18“And when he sits on the throne of his kingdom, he shall write for himself in a book a copy of this law, approved by the Levitical priests.19And it shall be with him, and he shall read in it all the days of his life, that he may learn to fear the Lord his God by keeping all the words of this law and these statutes, and doing them, 20that his heart may not be lifted up above his brothers, and that he may not turn aside from the commandment, either to the right hand or to the left …  – Deuteronomy 17:18-20

The key to a successful monarchy in Israel was not a king per se, but that the king would honor the Law of God in his own life and hold the people accountable for doing the same. Every time we see that lament in the book of Judges about the absence of a king, we can construe it as a lament about the barrenness of lives not governed and guided by the Word of God. “Where there is no revelation, the people cast off restraint …” (Proverbs 29:18).
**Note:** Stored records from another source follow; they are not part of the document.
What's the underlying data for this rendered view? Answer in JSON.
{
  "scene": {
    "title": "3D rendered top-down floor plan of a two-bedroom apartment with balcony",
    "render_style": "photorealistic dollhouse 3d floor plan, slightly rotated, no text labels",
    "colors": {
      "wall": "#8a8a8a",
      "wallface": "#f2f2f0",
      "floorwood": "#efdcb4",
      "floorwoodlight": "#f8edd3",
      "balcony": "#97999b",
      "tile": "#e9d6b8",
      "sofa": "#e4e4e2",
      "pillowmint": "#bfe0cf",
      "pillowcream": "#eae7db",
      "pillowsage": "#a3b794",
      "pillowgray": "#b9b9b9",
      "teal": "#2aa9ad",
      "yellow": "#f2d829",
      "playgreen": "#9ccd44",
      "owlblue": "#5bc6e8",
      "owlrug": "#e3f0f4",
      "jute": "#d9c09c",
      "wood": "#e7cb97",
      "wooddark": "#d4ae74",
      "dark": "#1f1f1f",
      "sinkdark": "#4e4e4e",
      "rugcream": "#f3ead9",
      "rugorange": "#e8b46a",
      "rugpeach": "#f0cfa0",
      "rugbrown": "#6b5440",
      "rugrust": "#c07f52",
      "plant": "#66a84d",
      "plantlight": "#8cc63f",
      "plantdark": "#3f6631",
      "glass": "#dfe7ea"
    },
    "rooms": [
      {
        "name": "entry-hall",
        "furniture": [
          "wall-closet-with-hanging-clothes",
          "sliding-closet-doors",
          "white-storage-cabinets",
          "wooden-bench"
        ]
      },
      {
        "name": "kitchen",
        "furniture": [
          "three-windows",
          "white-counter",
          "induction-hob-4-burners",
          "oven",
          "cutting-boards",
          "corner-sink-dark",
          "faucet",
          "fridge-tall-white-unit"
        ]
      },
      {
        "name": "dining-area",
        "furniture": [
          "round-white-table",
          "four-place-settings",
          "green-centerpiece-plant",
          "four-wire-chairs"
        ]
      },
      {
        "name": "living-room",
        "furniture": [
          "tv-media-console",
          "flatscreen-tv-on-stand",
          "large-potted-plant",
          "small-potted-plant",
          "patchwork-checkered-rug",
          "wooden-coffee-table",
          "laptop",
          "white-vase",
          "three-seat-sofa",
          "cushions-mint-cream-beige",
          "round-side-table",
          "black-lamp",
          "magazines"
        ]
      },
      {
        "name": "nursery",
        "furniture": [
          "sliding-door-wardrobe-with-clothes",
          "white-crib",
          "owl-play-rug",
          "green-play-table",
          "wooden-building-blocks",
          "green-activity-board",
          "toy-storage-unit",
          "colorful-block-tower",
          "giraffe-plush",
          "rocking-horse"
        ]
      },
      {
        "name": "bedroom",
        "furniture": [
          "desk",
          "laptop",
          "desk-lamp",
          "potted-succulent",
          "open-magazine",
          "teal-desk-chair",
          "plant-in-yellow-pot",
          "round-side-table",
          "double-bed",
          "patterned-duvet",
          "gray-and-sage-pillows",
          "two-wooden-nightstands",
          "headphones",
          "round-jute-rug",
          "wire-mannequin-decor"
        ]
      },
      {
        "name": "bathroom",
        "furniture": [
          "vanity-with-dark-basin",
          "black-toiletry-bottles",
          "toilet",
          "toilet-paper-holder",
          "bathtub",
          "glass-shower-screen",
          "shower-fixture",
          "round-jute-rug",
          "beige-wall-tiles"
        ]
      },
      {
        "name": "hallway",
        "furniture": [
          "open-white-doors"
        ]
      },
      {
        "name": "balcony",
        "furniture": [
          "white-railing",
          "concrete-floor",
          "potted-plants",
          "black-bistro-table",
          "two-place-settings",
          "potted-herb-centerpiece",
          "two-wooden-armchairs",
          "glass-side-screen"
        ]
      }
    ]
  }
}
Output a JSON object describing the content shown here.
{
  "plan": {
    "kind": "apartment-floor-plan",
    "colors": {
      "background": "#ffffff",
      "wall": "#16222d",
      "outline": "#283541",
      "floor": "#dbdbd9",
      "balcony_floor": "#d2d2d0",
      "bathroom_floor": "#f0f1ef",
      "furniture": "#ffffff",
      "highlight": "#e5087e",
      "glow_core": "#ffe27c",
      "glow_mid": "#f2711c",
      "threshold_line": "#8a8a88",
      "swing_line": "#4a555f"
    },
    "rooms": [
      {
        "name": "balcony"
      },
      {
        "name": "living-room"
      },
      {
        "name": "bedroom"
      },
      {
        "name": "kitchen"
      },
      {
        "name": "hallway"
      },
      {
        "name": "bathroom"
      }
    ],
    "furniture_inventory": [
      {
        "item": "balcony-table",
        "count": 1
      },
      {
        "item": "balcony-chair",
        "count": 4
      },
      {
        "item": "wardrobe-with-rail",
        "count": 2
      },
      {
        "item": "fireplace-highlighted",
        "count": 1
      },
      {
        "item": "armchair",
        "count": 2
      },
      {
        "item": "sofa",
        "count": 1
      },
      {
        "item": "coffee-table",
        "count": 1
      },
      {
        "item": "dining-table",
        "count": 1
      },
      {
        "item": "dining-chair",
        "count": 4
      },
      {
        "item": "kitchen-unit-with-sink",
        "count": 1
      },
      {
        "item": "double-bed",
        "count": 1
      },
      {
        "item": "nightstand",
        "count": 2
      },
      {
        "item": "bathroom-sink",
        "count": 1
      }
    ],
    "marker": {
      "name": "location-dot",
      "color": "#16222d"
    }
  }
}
I would like to say that these odd and ancient tales are hard to apply to our modern setting, but on the contrary, it is disturbingly easy to do so. So much of what presents itself in the name of Christ today is as distant from the truth as were the events in these stories. Superstitious whim and imagination are passed off as the leading of God. Empty promises of prosperity are doled out by grinning clergymen in the name of the Lord. God is worshipped as we imagine Him rather than as He has revealed Himself to be. Sin is redefined according to human motives of sentimentality, distorted love and self-justification.


The disturbing tendencies played out in these odd stories are in no way limited to those who came before us. Too much of what presents itself today as Christian practice is precipitated not by what God has spoken in the past, but by what seems right in the eyes of the adherents of modern Christianity.